For some places, the most appropriate way to address local issues and opportunities will be large scale urban extensions or new settlements.  This represents an approach to planning with a level of long-term ambition and vision that seeks to reap the rewards of large-scale growth for their areas.  However, it also takes a significant amount of work and resources to develop, promote, co-ordinate and enable such schemes, often with cross boundary connotations. We worry, therefore, that the collective effects of the proposed reforms will mean that in some places we will see such longer-term responses to local ambitions now being forced into the “too hard to do” box.  This might secure faster plan production, but the opportunity costs for some places and their existing and future residents could be far greater.

Processes and Project Management

Part of the answer to the above issues may actually be found in some other, more procedural elements of the proposed reforms.  Notwithstanding that the proposed 30-month plan preparation timetable will likely face significant challenge, we think the principle of seeking better/more visible project management to support improved plan delivery is a good one.

Most Councils will already be using project plans and programmes for workstreams and evidence base production.  Formalising and critiquing it as part the process could help to give the Local Plan more corporate visibility (if it hasn’t got it already) and, hopefully, a lever to secure proper resourcing, especially if timeframes are condensed and workloads intensify.  In providing project management support to Councils, we always advise them at the outset to think holistically about the work and resources that are required across the organisation (and beyond).  It also makes sense, in two tier areas, that County Councils adopt a similar approach to how they will help to resource the production of local plans across their area.  This is also a good opportunity to think creatively about resourcing. The work we undertook for PAS on behalf of DHLUC recently on PPAs highlighted a small number of Councils using PPAs to undertake site specific evidence gathering.

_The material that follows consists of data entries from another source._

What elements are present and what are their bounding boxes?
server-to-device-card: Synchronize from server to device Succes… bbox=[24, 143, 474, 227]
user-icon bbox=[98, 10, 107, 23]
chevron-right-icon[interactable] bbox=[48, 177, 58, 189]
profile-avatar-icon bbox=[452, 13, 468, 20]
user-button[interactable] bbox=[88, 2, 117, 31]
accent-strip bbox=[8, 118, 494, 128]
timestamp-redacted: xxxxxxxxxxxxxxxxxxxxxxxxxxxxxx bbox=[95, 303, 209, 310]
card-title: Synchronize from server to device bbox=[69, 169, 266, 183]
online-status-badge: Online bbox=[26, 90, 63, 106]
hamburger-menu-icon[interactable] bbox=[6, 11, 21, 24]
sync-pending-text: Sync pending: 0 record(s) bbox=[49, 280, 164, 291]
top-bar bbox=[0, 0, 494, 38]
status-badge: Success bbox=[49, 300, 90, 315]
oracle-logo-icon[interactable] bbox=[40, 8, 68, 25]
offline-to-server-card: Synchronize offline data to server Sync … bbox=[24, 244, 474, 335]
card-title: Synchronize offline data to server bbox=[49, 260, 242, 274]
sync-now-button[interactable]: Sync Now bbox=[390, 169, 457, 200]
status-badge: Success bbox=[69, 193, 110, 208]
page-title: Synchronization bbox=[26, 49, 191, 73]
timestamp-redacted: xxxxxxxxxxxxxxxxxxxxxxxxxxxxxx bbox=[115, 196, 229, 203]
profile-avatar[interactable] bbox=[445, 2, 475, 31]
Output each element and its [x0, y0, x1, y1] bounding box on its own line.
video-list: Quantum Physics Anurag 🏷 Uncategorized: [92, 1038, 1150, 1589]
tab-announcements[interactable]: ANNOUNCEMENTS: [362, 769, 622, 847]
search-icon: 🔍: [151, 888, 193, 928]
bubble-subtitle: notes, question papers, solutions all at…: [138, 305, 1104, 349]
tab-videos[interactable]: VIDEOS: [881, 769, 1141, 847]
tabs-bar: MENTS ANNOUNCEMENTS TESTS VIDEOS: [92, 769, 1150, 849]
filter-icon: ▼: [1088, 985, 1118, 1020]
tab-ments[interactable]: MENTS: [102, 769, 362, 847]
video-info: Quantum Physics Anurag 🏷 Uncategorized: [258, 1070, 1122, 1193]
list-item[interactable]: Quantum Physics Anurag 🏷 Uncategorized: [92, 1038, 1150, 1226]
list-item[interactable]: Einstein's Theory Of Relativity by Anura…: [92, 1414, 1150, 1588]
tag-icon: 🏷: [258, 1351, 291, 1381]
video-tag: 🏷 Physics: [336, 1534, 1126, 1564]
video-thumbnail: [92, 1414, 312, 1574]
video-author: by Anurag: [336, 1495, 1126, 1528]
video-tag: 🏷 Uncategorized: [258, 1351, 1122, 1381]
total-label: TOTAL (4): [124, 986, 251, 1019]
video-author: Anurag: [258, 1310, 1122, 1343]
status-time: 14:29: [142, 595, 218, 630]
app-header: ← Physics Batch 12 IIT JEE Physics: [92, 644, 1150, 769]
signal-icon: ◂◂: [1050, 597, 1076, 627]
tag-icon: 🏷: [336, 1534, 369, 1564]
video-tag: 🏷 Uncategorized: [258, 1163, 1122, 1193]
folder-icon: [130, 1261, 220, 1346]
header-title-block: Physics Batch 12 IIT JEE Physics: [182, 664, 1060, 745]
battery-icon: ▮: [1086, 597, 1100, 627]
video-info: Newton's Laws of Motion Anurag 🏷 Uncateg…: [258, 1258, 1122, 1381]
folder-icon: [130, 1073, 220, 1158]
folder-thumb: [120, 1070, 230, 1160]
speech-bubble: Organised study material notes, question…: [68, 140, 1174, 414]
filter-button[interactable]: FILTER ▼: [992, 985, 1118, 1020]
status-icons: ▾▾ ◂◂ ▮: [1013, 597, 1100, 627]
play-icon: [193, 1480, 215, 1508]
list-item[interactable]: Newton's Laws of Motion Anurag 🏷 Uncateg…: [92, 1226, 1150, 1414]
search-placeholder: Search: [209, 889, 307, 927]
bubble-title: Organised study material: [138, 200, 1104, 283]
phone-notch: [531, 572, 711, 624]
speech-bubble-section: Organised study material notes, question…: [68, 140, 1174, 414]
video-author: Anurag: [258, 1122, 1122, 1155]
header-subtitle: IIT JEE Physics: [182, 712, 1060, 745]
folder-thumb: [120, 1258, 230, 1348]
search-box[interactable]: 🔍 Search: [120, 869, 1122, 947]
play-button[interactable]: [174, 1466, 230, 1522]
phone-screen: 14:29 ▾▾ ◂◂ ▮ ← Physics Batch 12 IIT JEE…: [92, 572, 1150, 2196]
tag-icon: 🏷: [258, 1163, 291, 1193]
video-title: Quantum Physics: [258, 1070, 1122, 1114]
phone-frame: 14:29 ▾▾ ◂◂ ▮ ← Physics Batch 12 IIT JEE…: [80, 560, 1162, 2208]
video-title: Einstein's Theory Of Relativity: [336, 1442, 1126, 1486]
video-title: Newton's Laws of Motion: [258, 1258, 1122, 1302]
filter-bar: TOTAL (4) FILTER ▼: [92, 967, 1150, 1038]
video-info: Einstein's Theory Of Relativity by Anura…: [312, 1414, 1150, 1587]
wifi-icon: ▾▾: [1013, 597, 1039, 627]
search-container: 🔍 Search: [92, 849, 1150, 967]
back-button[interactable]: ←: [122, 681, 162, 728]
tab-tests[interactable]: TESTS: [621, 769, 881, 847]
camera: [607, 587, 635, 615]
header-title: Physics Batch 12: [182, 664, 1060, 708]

The proposed gateway assessments with external critique and support are also, to a degree, formalisation of existing good practice (currently involving PINs).  The suggested 3 gateways do raise concerns about the impact they will have on the very tight timetables proposed as well as how the work will be resourced – both by local authorities and also those tasked with conducting the gateway reviews. DHLUC officials attending the events run by PAS over September suggested these gateways might not be statutory, but clearly an Authority not going through them would need to have good reasons why.  This would suggest a degree of discretion and flexibility with the gateways to enable them to best respond to the needs and circumstances of each Council. Flexibility for Councils to decide how many and who undertakes/is involved in the assessment(s) – particularly the early advisory gateways – is likely to increase the actual implementation levels, particularly if take up of good practice is incentivised through additional resourcing support.

Hyas is always an advocate of employing good, proportionate project management with the additional clarity, certainty and efficiency that normally follows.  Capturing the proposed approach clearly in a document or report (the Project Initiation Document described in the consultation) is supported but it will be crucial to directly address that elephant in the corner at this stage by including a clear plan for resources alongside the plans for engagement, evidence and production.

As noted, the above considers quite a narrow section of the proposed reforms.  It will be interesting to see what the sector thinks about these elements through the consultation and other commentary as well as the broad range of other proposals.  Also close to our hearts here at Hyas is the potential read across to implications on related matters of design and coding (see our previous specific think pieces on those aspects of current and emerging practice as well), particularly through the proposed new Supplementary Plans as well as the role of technology and digitisation in speeding and simplifying the process whilst also re-enfranchising people in the discussion over the future of their places.